A moment later, he said to her, “Here I am. I was busy for a minute.”
“We can sleep for a while now,” Libby said. “I’ll wake you at eleven.” She kissed him and wouldn’t let him roll away, rolling with him, and she was there on his back as he crossed the line into sleep.
His dream was a variation of the old dream: he was floating up without any support and the view was special, the houses, businesses, and streets, but he couldn’t control his speed or direction and he wanted down. He was always a little higher than it was safe to be. Then he saw his mother. Without transition, he was in a dark hallway of an old school, and passing a classroom window he saw her in the class, which must have been a typing class, because each student sat before an old typewriter. There was an expression on her face, a quiet smile, that let him know she knew he was at the window, but she would not turn to him. He was late for something and passed by, stunned by the last thing: she’d had a suntan.
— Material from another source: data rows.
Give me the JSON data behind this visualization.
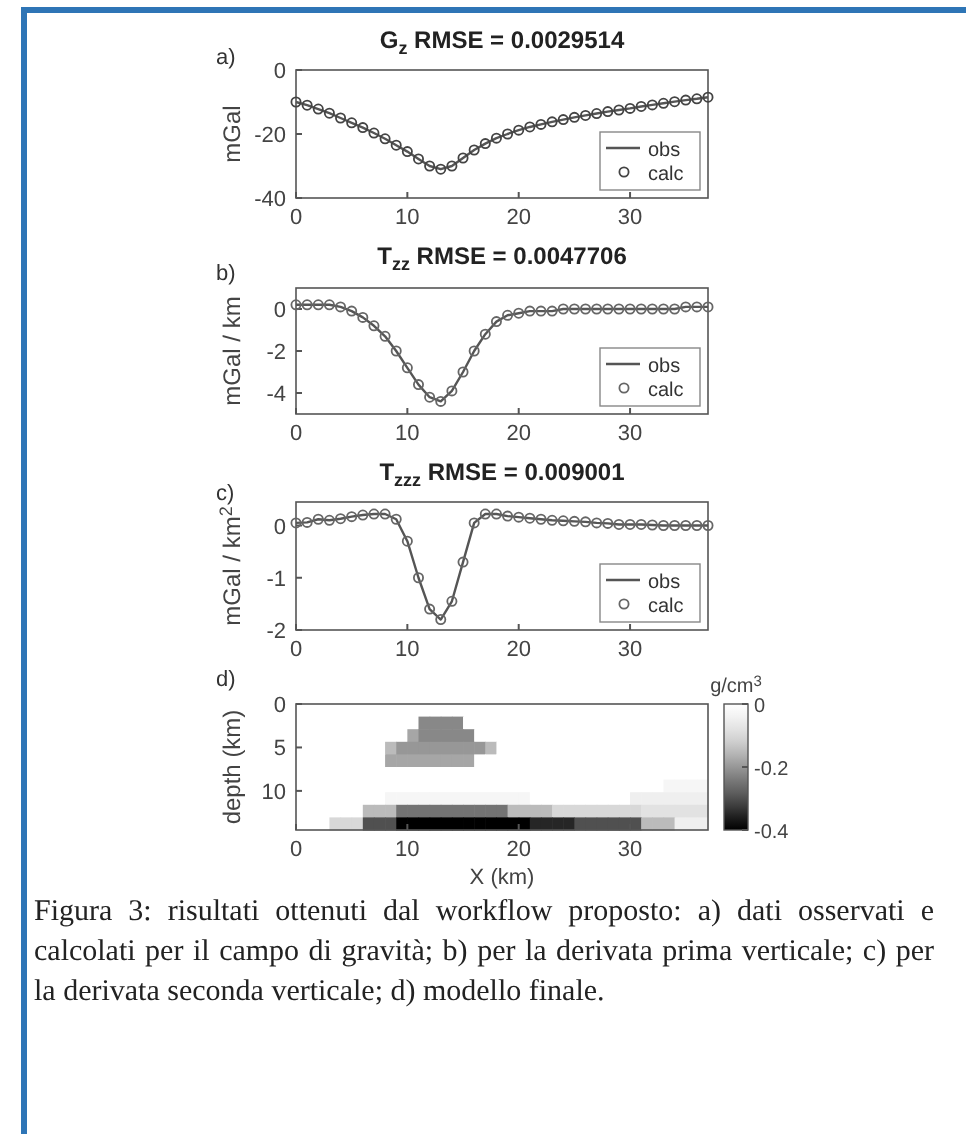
{
  "chart_data": [
    {
      "type": "line",
      "title": "G$_{z}$ RMSE = 0.0029514",
      "ylabel": "mGal",
      "annotations": [
        "a)"
      ],
      "x": [
        0,
        1,
        2,
        3,
        4,
        5,
        6,
        7,
        8,
        9,
        10,
        11,
        12,
        13,
        14,
        15,
        16,
        17,
        18,
        19,
        20,
        21,
        22,
        23,
        24,
        25,
        26,
        27,
        28,
        29,
        30,
        31,
        32,
        33,
        34,
        35,
        36,
        37
      ],
      "xlim": [
        0,
        37
      ],
      "xticks": [
        0,
        10,
        20,
        30
      ],
      "ylim": [
        -40,
        0
      ],
      "yticks": [
        -40,
        -20,
        0
      ],
      "grid": false,
      "legend": "bottom right",
      "series": [
        {
          "name": "obs",
          "type": "line",
          "color": "#555555",
          "line_style": "solid",
          "values": [
            -10,
            -11,
            -12.2,
            -13.5,
            -15,
            -16.5,
            -18,
            -19.7,
            -21.5,
            -23.5,
            -25.5,
            -27.8,
            -30,
            -31,
            -30,
            -27.5,
            -25,
            -23,
            -21.3,
            -20,
            -18.8,
            -17.8,
            -17,
            -16.2,
            -15.5,
            -14.8,
            -14.2,
            -13.6,
            -13,
            -12.5,
            -12,
            -11.4,
            -10.9,
            -10.4,
            -9.9,
            -9.4,
            -9,
            -8.5
          ]
        },
        {
          "name": "calc",
          "type": "scatter",
          "color": "#444444",
          "marker": "circle",
          "values": [
            -10,
            -11,
            -12.2,
            -13.5,
            -15,
            -16.5,
            -18,
            -19.7,
            -21.5,
            -23.5,
            -25.5,
            -27.8,
            -30,
            -31,
            -30,
            -27.5,
            -25,
            -23,
            -21.3,
            -20,
            -18.8,
            -17.8,
            -17,
            -16.2,
            -15.5,
            -14.8,
            -14.2,
            -13.6,
            -13,
            -12.5,
            -12,
            -11.4,
            -10.9,
            -10.4,
            -9.9,
            -9.4,
            -9,
            -8.5
          ]
        }
      ]
    },
    {
      "type": "line",
      "title": "T$_{zz}$ RMSE = 0.0047706",
      "ylabel": "mGal / km",
      "annotations": [
        "b)"
      ],
      "x": [
        0,
        1,
        2,
        3,
        4,
        5,
        6,
        7,
        8,
        9,
        10,
        11,
        12,
        13,
        14,
        15,
        16,
        17,
        18,
        19,
        20,
        21,
        22,
        23,
        24,
        25,
        26,
        27,
        28,
        29,
        30,
        31,
        32,
        33,
        34,
        35,
        36,
        37
      ],
      "xlim": [
        0,
        37
      ],
      "xticks": [
        0,
        10,
        20,
        30
      ],
      "ylim": [
        -5,
        1
      ],
      "yticks": [
        -4,
        -2,
        0
      ],
      "grid": false,
      "legend": "bottom right",
      "series": [
        {
          "name": "obs",
          "type": "line",
          "color": "#555555",
          "line_style": "solid",
          "values": [
            0.2,
            0.2,
            0.2,
            0.2,
            0.1,
            -0.1,
            -0.4,
            -0.8,
            -1.3,
            -2,
            -2.8,
            -3.6,
            -4.2,
            -4.4,
            -3.9,
            -3,
            -2,
            -1.2,
            -0.6,
            -0.3,
            -0.2,
            -0.1,
            -0.1,
            -0.1,
            0,
            0,
            0,
            0,
            0,
            0,
            0,
            0,
            0,
            0,
            0,
            0.1,
            0.1,
            0.1
          ]
        },
        {
          "name": "calc",
          "type": "scatter",
          "color": "#666666",
          "marker": "circle",
          "values": [
            0.2,
            0.2,
            0.2,
            0.2,
            0.1,
            -0.1,
            -0.4,
            -0.8,
            -1.3,
            -2,
            -2.8,
            -3.6,
            -4.2,
            -4.4,
            -3.9,
            -3,
            -2,
            -1.2,
            -0.6,
            -0.3,
            -0.2,
            -0.1,
            -0.1,
            -0.1,
            0,
            0,
            0,
            0,
            0,
            0,
            0,
            0,
            0,
            0,
            0,
            0.1,
            0.1,
            0.1
          ]
        }
      ]
    },
    {
      "type": "line",
      "title": "T$_{zzz}$ RMSE = 0.009001",
      "ylabel": "mGal / km$^{2}$",
      "annotations": [
        "c)"
      ],
      "x": [
        0,
        1,
        2,
        3,
        4,
        5,
        6,
        7,
        8,
        9,
        10,
        11,
        12,
        13,
        14,
        15,
        16,
        17,
        18,
        19,
        20,
        21,
        22,
        23,
        24,
        25,
        26,
        27,
        28,
        29,
        30,
        31,
        32,
        33,
        34,
        35,
        36,
        37
      ],
      "xlim": [
        0,
        37
      ],
      "xticks": [
        0,
        10,
        20,
        30
      ],
      "ylim": [
        -2,
        0.45
      ],
      "yticks": [
        -2,
        -1,
        0
      ],
      "grid": false,
      "legend": "bottom right",
      "series": [
        {
          "name": "obs",
          "type": "line",
          "color": "#555555",
          "line_style": "solid",
          "values": [
            0.05,
            0.06,
            0.12,
            0.1,
            0.13,
            0.17,
            0.2,
            0.22,
            0.22,
            0.12,
            -0.3,
            -1,
            -1.6,
            -1.8,
            -1.45,
            -0.7,
            0.05,
            0.22,
            0.22,
            0.18,
            0.16,
            0.14,
            0.12,
            0.1,
            0.09,
            0.08,
            0.07,
            0.05,
            0.04,
            0.02,
            0.02,
            0.02,
            0.01,
            0,
            0,
            0,
            0,
            0
          ]
        },
        {
          "name": "calc",
          "type": "scatter",
          "color": "#666666",
          "marker": "circle",
          "values": [
            0.05,
            0.06,
            0.12,
            0.1,
            0.13,
            0.17,
            0.2,
            0.22,
            0.22,
            0.12,
            -0.3,
            -1,
            -1.6,
            -1.8,
            -1.45,
            -0.7,
            0.05,
            0.22,
            0.22,
            0.18,
            0.16,
            0.14,
            0.12,
            0.1,
            0.09,
            0.08,
            0.07,
            0.05,
            0.04,
            0.02,
            0.02,
            0.02,
            0.01,
            0,
            0,
            0,
            0,
            0
          ]
        }
      ]
    },
    {
      "type": "heatmap",
      "xlabel": "X (km)",
      "ylabel": "depth (km)",
      "clabel": "g/cm$^{3}$",
      "annotations": [
        "d)",
        "Figura 3: risultati ottenuti dal workflow proposto: a) dati osservati e calcolati per il campo di gravità; b) per la derivata prima verticale; c) per la derivata seconda verticale; d) modello finale."
      ],
      "xlim": [
        0,
        37
      ],
      "xticks": [
        0,
        10,
        20,
        30
      ],
      "ylim": [
        14.5,
        0
      ],
      "yticks": [
        0,
        5,
        10
      ],
      "clim": [
        -0.4,
        0
      ],
      "cticks": [
        -0.4,
        -0.2,
        0
      ],
      "cells": [
        [
          0,
          0,
          0,
          0,
          0,
          0,
          0,
          0,
          0,
          0,
          0,
          0,
          0,
          0,
          0,
          0,
          0,
          0,
          0,
          0,
          0,
          0,
          0,
          0,
          0,
          0,
          0,
          0,
          0,
          0,
          0,
          0,
          0,
          0,
          0,
          0,
          0
        ],
        [
          0,
          0,
          0,
          0,
          0,
          0,
          0,
          0,
          0,
          0,
          0,
          -0.22,
          -0.22,
          -0.22,
          -0.22,
          0,
          0,
          0,
          0,
          0,
          0,
          0,
          0,
          0,
          0,
          0,
          0,
          0,
          0,
          0,
          0,
          0,
          0,
          0,
          0,
          0,
          0
        ],
        [
          0,
          0,
          0,
          0,
          0,
          0,
          0,
          0,
          0,
          0,
          -0.18,
          -0.22,
          -0.22,
          -0.22,
          -0.22,
          -0.22,
          0,
          0,
          0,
          0,
          0,
          0,
          0,
          0,
          0,
          0,
          0,
          0,
          0,
          0,
          0,
          0,
          0,
          0,
          0,
          0,
          0
        ],
        [
          0,
          0,
          0,
          0,
          0,
          0,
          0,
          0,
          -0.15,
          -0.2,
          -0.2,
          -0.2,
          -0.2,
          -0.2,
          -0.2,
          -0.2,
          -0.2,
          -0.15,
          0,
          0,
          0,
          0,
          0,
          0,
          0,
          0,
          0,
          0,
          0,
          0,
          0,
          0,
          0,
          0,
          0,
          0,
          0
        ],
        [
          0,
          0,
          0,
          0,
          0,
          0,
          0,
          0,
          -0.18,
          -0.18,
          -0.18,
          -0.18,
          -0.18,
          -0.18,
          -0.18,
          -0.18,
          0,
          0,
          0,
          0,
          0,
          0,
          0,
          0,
          0,
          0,
          0,
          0,
          0,
          0,
          0,
          0,
          0,
          0,
          0,
          0,
          0
        ],
        [
          0,
          0,
          0,
          0,
          0,
          0,
          0,
          0,
          0,
          0,
          0,
          0,
          0,
          0,
          0,
          0,
          0,
          0,
          0,
          0,
          0,
          0,
          0,
          0,
          0,
          0,
          0,
          0,
          0,
          0,
          0,
          0,
          0,
          0,
          0,
          0,
          0
        ],
        [
          0,
          0,
          0,
          0,
          0,
          0,
          0,
          0,
          0,
          0,
          0,
          0,
          0,
          0,
          0,
          0,
          0,
          0,
          0,
          0,
          0,
          0,
          0,
          0,
          0,
          0,
          0,
          0,
          0,
          0,
          0,
          0,
          0,
          -0.03,
          -0.03,
          -0.03,
          -0.03
        ],
        [
          0,
          0,
          0,
          0,
          0,
          0,
          0,
          0,
          -0.03,
          -0.03,
          -0.03,
          -0.03,
          -0.03,
          -0.03,
          -0.03,
          -0.03,
          -0.03,
          -0.03,
          -0.03,
          -0.03,
          -0.03,
          0,
          0,
          0,
          0,
          0,
          0,
          0,
          0,
          0,
          -0.05,
          -0.05,
          -0.05,
          -0.05,
          -0.05,
          -0.05,
          -0.05
        ],
        [
          0,
          0,
          0,
          0,
          0,
          0,
          -0.15,
          -0.15,
          -0.15,
          -0.25,
          -0.25,
          -0.25,
          -0.25,
          -0.25,
          -0.25,
          -0.25,
          -0.25,
          -0.25,
          -0.25,
          -0.15,
          -0.15,
          -0.15,
          -0.15,
          -0.1,
          -0.1,
          -0.1,
          -0.1,
          -0.1,
          -0.1,
          -0.1,
          -0.1,
          -0.08,
          -0.08,
          -0.08,
          -0.08,
          -0.08,
          -0.08
        ],
        [
          0,
          0,
          0,
          -0.1,
          -0.1,
          -0.1,
          -0.3,
          -0.3,
          -0.3,
          -0.4,
          -0.4,
          -0.4,
          -0.4,
          -0.4,
          -0.4,
          -0.4,
          -0.4,
          -0.4,
          -0.4,
          -0.4,
          -0.4,
          -0.35,
          -0.35,
          -0.35,
          -0.35,
          -0.3,
          -0.3,
          -0.3,
          -0.3,
          -0.3,
          -0.3,
          -0.15,
          -0.15,
          -0.15,
          -0.05,
          -0.05,
          -0.05
        ]
      ]
    }
  ]
}
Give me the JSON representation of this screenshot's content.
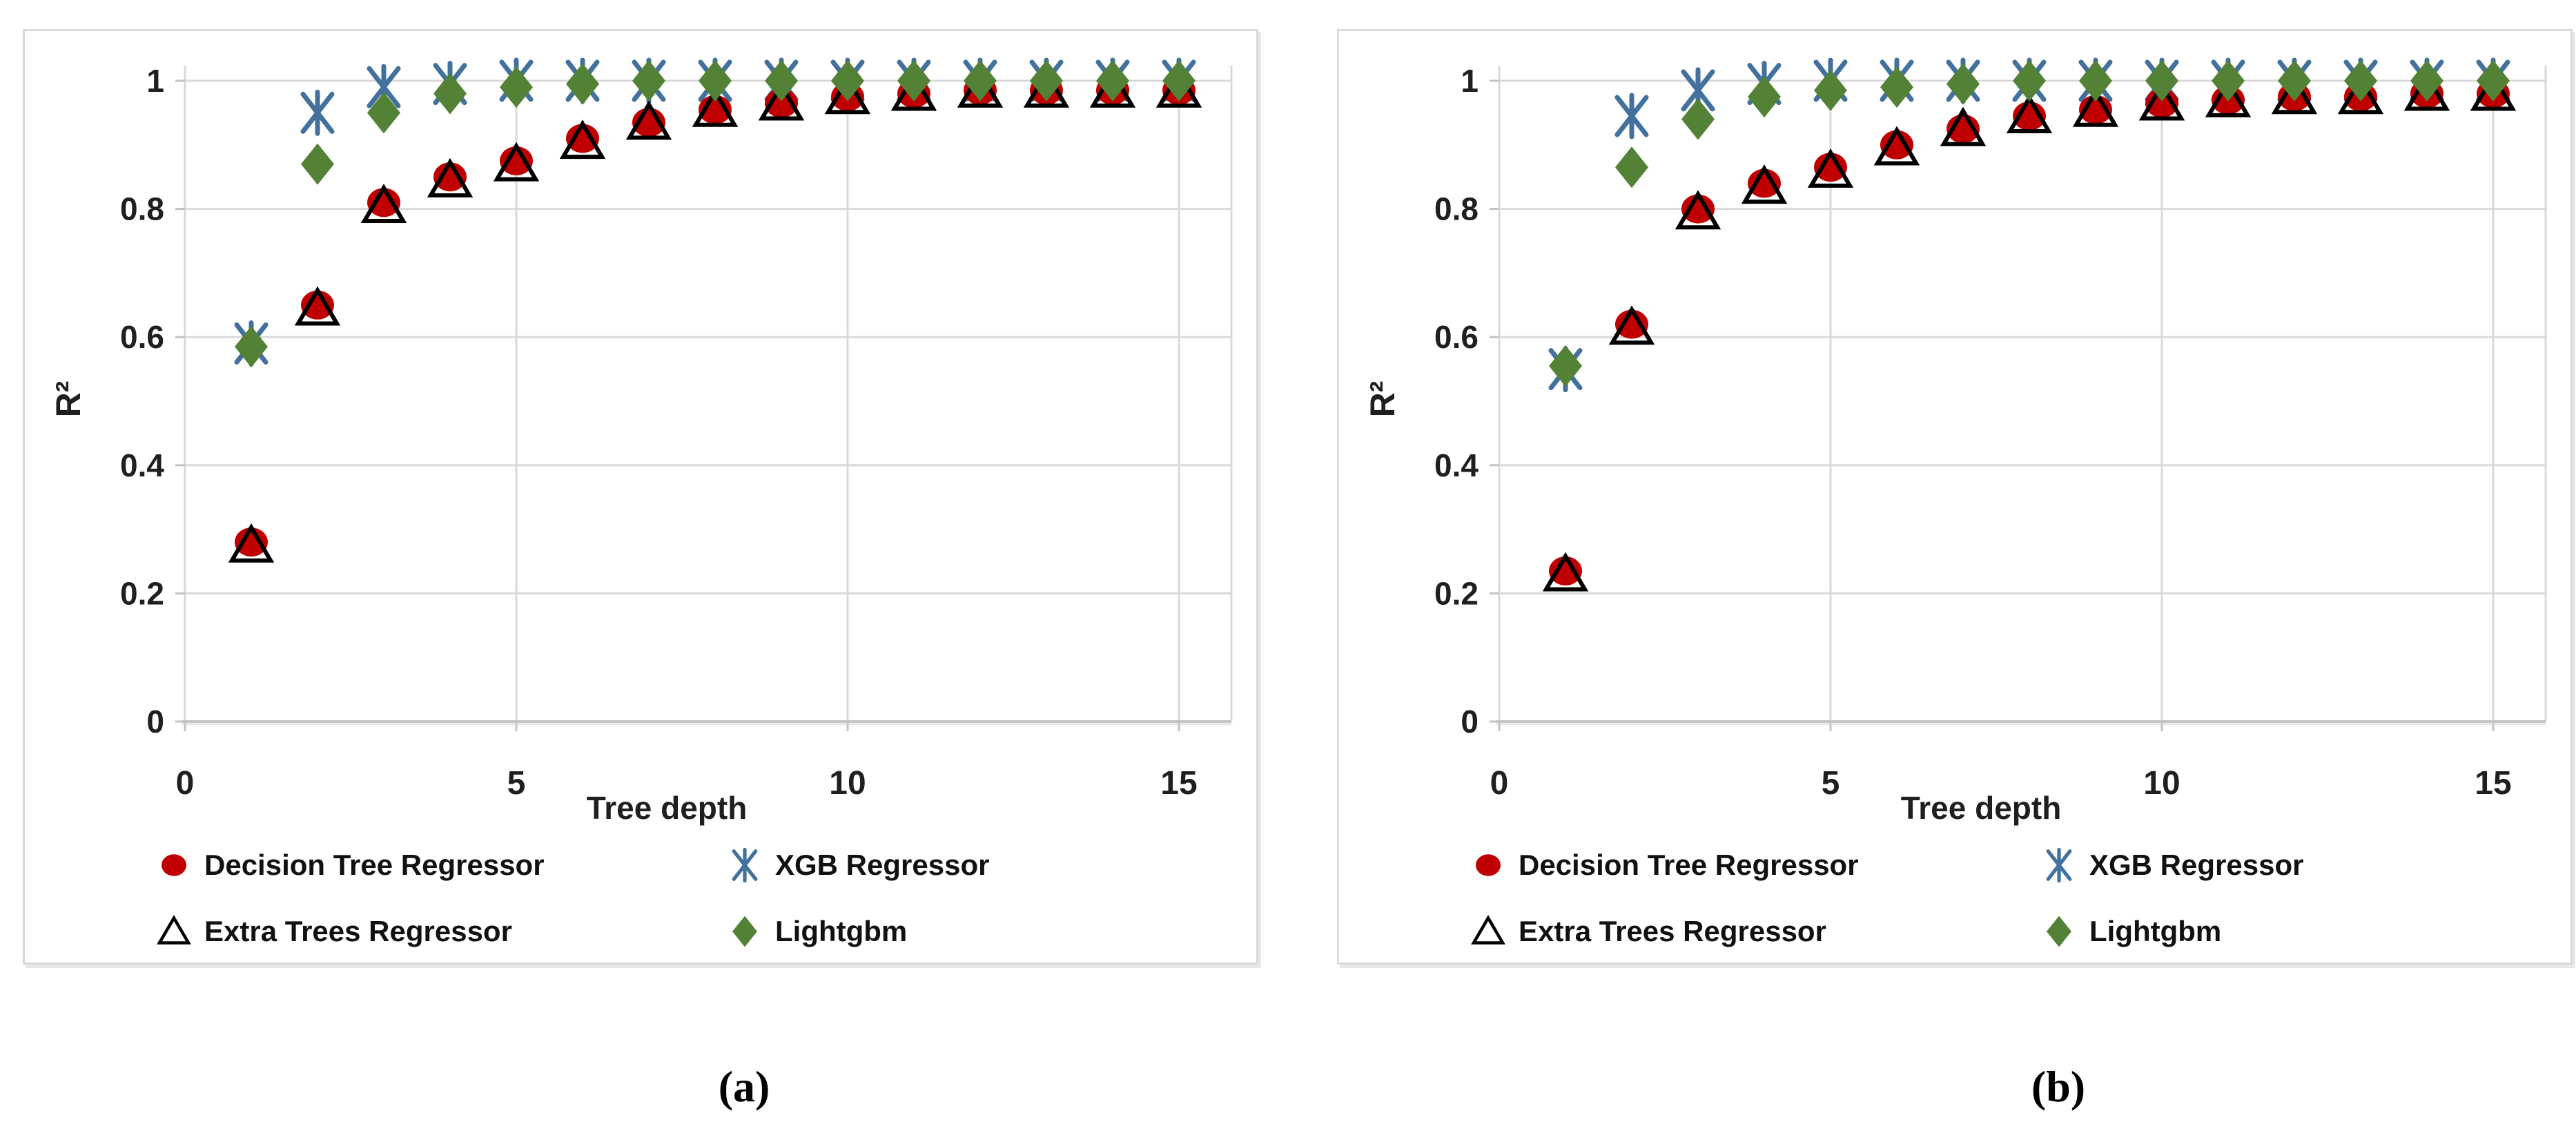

She looked about forty and healthy; she’d been working in the garden?
Cooper drove behind the Tamarisk Country Club and parked in one of the three ranks of limousines. The parking lot lay against the dark mountain. There was an archway of balloons coming out of the club, lined with tables where volunteers were giving keepsakes to the departing promgoers. Cooper couldn’t shake the classroom scene from his dream. It made him smile. He got out into the warm night and opened his trunk. The music pulsed through the trees, something Cooper almost recognized. He thought these things were all thrash, crash, and hip hop. The musical measures he could grasp now evaporated before he could name them, but some part of it was old, some rock melody. He could see two couples on the terrace, two hundred yards off, leaning in tight, passionate twists, making out. Saving space early.